Rapporto suono/silenzio: il valore del silenzio è costitutivo della dimensione dell’ascolto, non è
mai un’assenza di suono, ma è denso di piccoli suoni che stanno sulla scena percettiva.
Ascoltare significa percepire ciò che non viene detto: la musica ci permette di ascoltare qualcosa
che non sono solo parole. Declinando l’ascolto in sentire, si può anche sentire con il corpo ciò che
si sta suonando.
Dal punto di vista neurofisiologico sentire è un fenomeno passivo, ascoltare è invece un processo
che richiede un’attenzione selettiva: si ricevono informazioni che vengono raccolte e interiorizzate,
alle quali vengono poi date delle risposte.
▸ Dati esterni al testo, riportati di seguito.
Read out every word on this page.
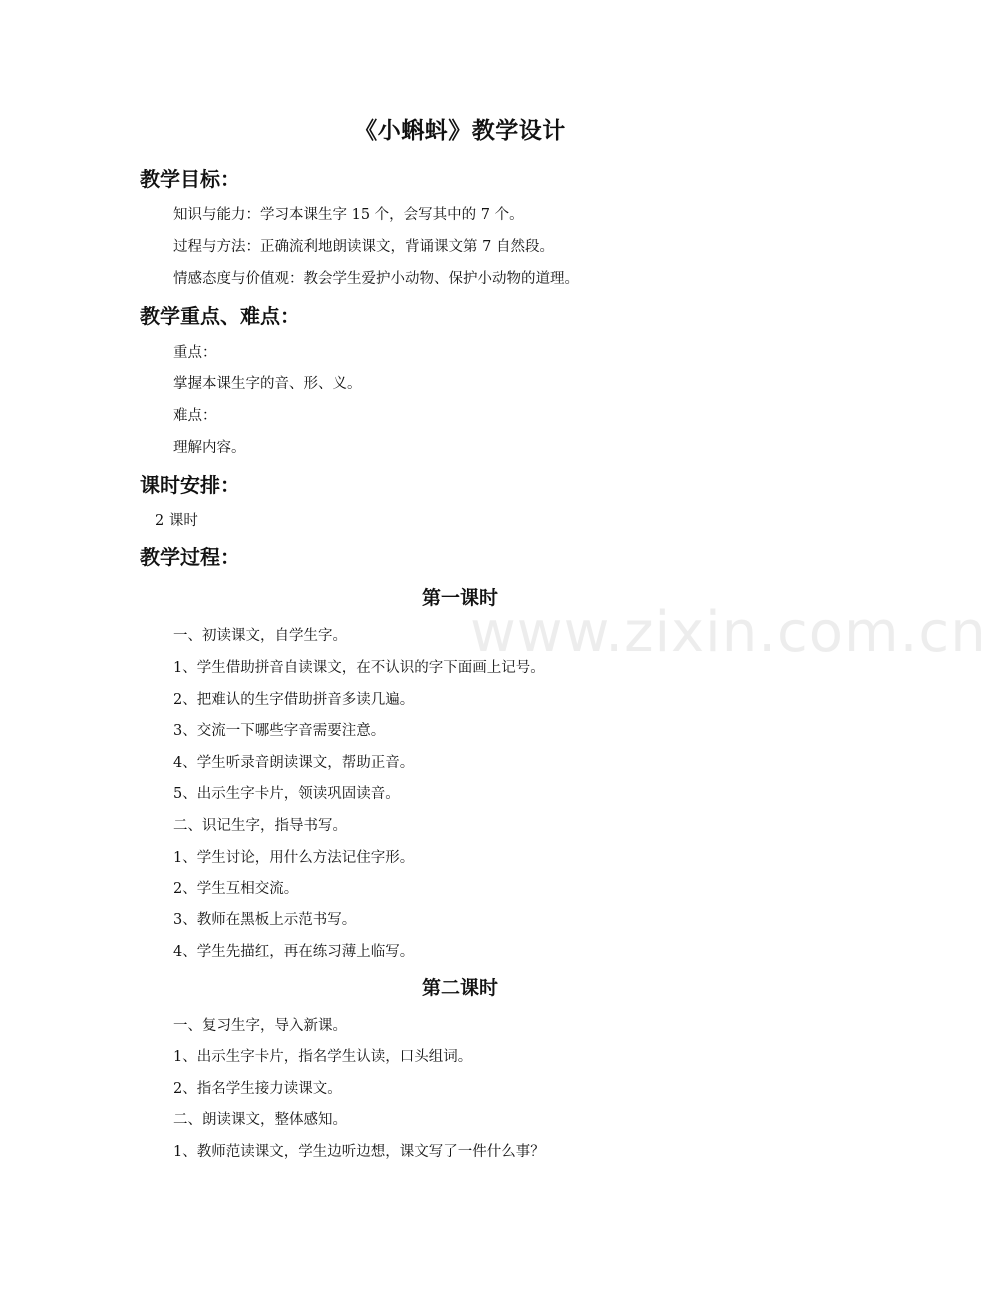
www.zixin.com.cn
《小蝌蚪》教学设计
教学目标：
知识与能力：学习本课生字 15 个，会写其中的 7 个。
过程与方法：正确流利地朗读课文，背诵课文第 7 自然段。
情感态度与价值观：教会学生爱护小动物、保护小动物的道理。
教学重点、难点：
重点：
掌握本课生字的音、形、义。
难点：
理解内容。
课时安排：
2 课时
教学过程：
第一课时
一、初读课文，自学生字。
1、学生借助拼音自读课文，在不认识的字下面画上记号。
2、把难认的生字借助拼音多读几遍。
3、交流一下哪些字音需要注意。
4、学生听录音朗读课文，帮助正音。
5、出示生字卡片，领读巩固读音。
二、识记生字，指导书写。
1、学生讨论，用什么方法记住字形。
2、学生互相交流。
3、教师在黑板上示范书写。
4、学生先描红，再在练习薄上临写。
第二课时
一、复习生字，导入新课。
1、出示生字卡片，指名学生认读，口头组词。
2、指名学生接力读课文。
二、朗读课文，整体感知。
1、教师范读课文，学生边听边想，课文写了一件什么事？
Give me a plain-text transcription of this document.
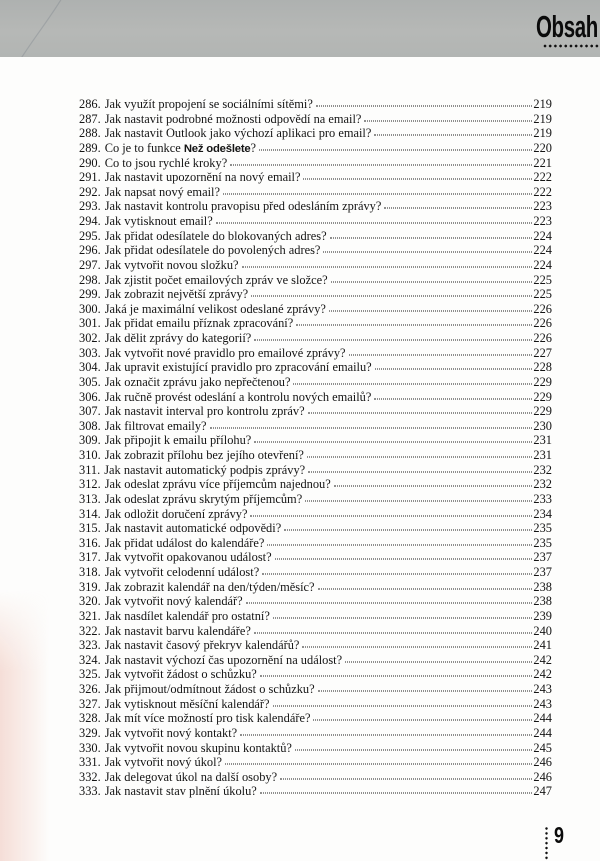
Obsah
286. Jak využít propojení se sociálními sítěmi?	219
287. Jak nastavit podrobné možnosti odpovědí na email?	219
288. Jak nastavit Outlook jako výchozí aplikaci pro email?	219
289. Co je to funkce Než odešlete?	220
290. Co to jsou rychlé kroky?	221
291. Jak nastavit upozornění na nový email?	222
292. Jak napsat nový email?	222
293. Jak nastavit kontrolu pravopisu před odesláním zprávy?	223
294. Jak vytisknout email?	223
295. Jak přidat odesílatele do blokovaných adres?	224
296. Jak přidat odesílatele do povolených adres?	224
297. Jak vytvořit novou složku?	224
298. Jak zjistit počet emailových zpráv ve složce?	225
299. Jak zobrazit největší zprávy?	225
300. Jaká je maximální velikost odeslané zprávy?	226
301. Jak přidat emailu příznak zpracování?	226
302. Jak dělit zprávy do kategorií?	226
303. Jak vytvořit nové pravidlo pro emailové zprávy?	227
304. Jak upravit existující pravidlo pro zpracování emailu?	228
305. Jak označit zprávu jako nepřečtenou?	229
306. Jak ručně provést odeslání a kontrolu nových emailů?	229
307. Jak nastavit interval pro kontrolu zpráv?	229
308. Jak filtrovat emaily?	230
309. Jak připojit k emailu přílohu?	231
310. Jak zobrazit přílohu bez jejího otevření?	231
311. Jak nastavit automatický podpis zprávy?	232
312. Jak odeslat zprávu více příjemcům najednou?	232
313. Jak odeslat zprávu skrytým příjemcům?	233
314. Jak odložit doručení zprávy?	234
315. Jak nastavit automatické odpovědi?	235
316. Jak přidat událost do kalendáře?	235
317. Jak vytvořit opakovanou událost?	237
318. Jak vytvořit celodenní událost?	237
319. Jak zobrazit kalendář na den/týden/měsíc?	238
320. Jak vytvořit nový kalendář?	238
321. Jak nasdílet kalendář pro ostatní?	239
322. Jak nastavit barvu kalendáře?	240
323. Jak nastavit časový překryv kalendářů?	241
324. Jak nastavit výchozí čas upozornění na událost?	242
325. Jak vytvořit žádost o schůzku?	242
326. Jak přijmout/odmítnout žádost o schůzku?	243
327. Jak vytisknout měsíční kalendář?	243
328. Jak mít více možností pro tisk kalendáře?	244
329. Jak vytvořit nový kontakt?	244
330. Jak vytvořit novou skupinu kontaktů?	245
331. Jak vytvořit nový úkol?	246
332. Jak delegovat úkol na další osoby?	246
333. Jak nastavit stav plnění úkolu?	247
9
La musica è un tramite perché l’ascolto possa avere un significato, sia per chi suona, sia perchè lo
riceve: chi produce dei suoni fa suonare l’insieme che rappresenta una modalità di essere propria
del nostro essere persone. Ognuno si arricchisce attraverso l’ascolto, quindi è uno strumento che
fa stare bene, sia chi la fa, sia chi la riceve.
Ciò che riguarda la musicoterapia può essere applicato anche ai musicisti che suonano assieme: in
una situazione libera di creatività, c’è poca distinzione tra se stessi e lo strumento e c’è molto
ascolto tra i musicisti (dialogo sonoro).
Il nostro primo dialogo sonoro è quello che ognuno di noi ha con la propria madre, e quando
cresciamo ci costituiamo nel nostro essere più profondo attraverso questo tipo di ascolto, che va a
costituire la base emotiva, comunicativa, di relazione che ci darà la nostra forma di struttura
emotiva e relazionale.
L’esperienza sonora bypassa la distanza sociale: il corpo e la pelle sono toccati dalle onde sonore;
la possibilità di fare musica ci permette di recuperare una comunicazione più autentica. L’ascolto
dell’altro è capacità di entrare in empatia (in musicoterapia è fondamentale); il dialogo sonoro può
avvenire attraverso diversi canali, ma bisogna essere pronti a una risposta empatica: l’empatia è
una capacità che va allenata, nonostante sia innata, è la capacità di entrare in “risonanza” con
l’altro; bisogna però “accordare” noi stessi, lasciare che le nostre corde siano libere di suonare, per
poter accogliere l’altro. Saper ascoltare può anche voler dire non ascoltare, cioè ripararsi da
qualcosa in un determinato momento, l’ascolto deve adattarsi alle esigenze di ognuno, è qualcosa
di dinamico che cambia a seconda del soggetto.
La creatività è un aspetto legato alla metodologia con cui una persona si approccia alla musica: più
abbiamo la possibilità di “giocare” e sperimentare con la musica, più la creatività ha spazio per
poter esistere. Innanzitutto bisogna autorizzarci a essere creativi, in cui gioca un ruolo
fondamentale l’immaginazione: immaginare una melodia, il concatenamento dei suoni, può essere
un punto di partenza per fare musica in maniera creativa. Ognuno è libero di interpretare una
cellula sonora una volta che l’ha compresa; è un passaggio chiave, che permette di recuperare la
dimensione corporea nella musica.
Nel momento in cui suoniamo, la musica produce un’immagine, che può essere visiva o sensoriale:
il collegamento suono-immagine è importante perché l’orecchio e gli occhi sono direttamente
collegati da una serie di punti e sono un esempio di funzionamento interconnesso (le immagini
visive e uditive corrono in vie parallele del sistema nervoso): se educo ad ascoltare la musica,
educo l’insieme funzionale. Si ritorna sempre all’esperienza corporea e alla multisensorialità:
un’unica esperienza di suono può far riemergere diversi vissuti nel soggetto. Chiunque si approccia
al fare musica riesce ad entrare nel valore comunicativo del linguaggio musicale e riesce a scoprire
la dimensione a 360° del linguaggio musicale, che si esprime in molti modi diversi.
Nell’approcciarsi alla musica è importante avere la curiosità di accompagnarla o cantarla per
scoprire le sfumature del linguaggio, che inevitabilmente ci risuona su vari aspetti del nostro
essere. Così facendo scopriamo la risonanza emotiva e come noi reagiamo all’insieme di suoni e
leggi che governano il linguaggio musicale.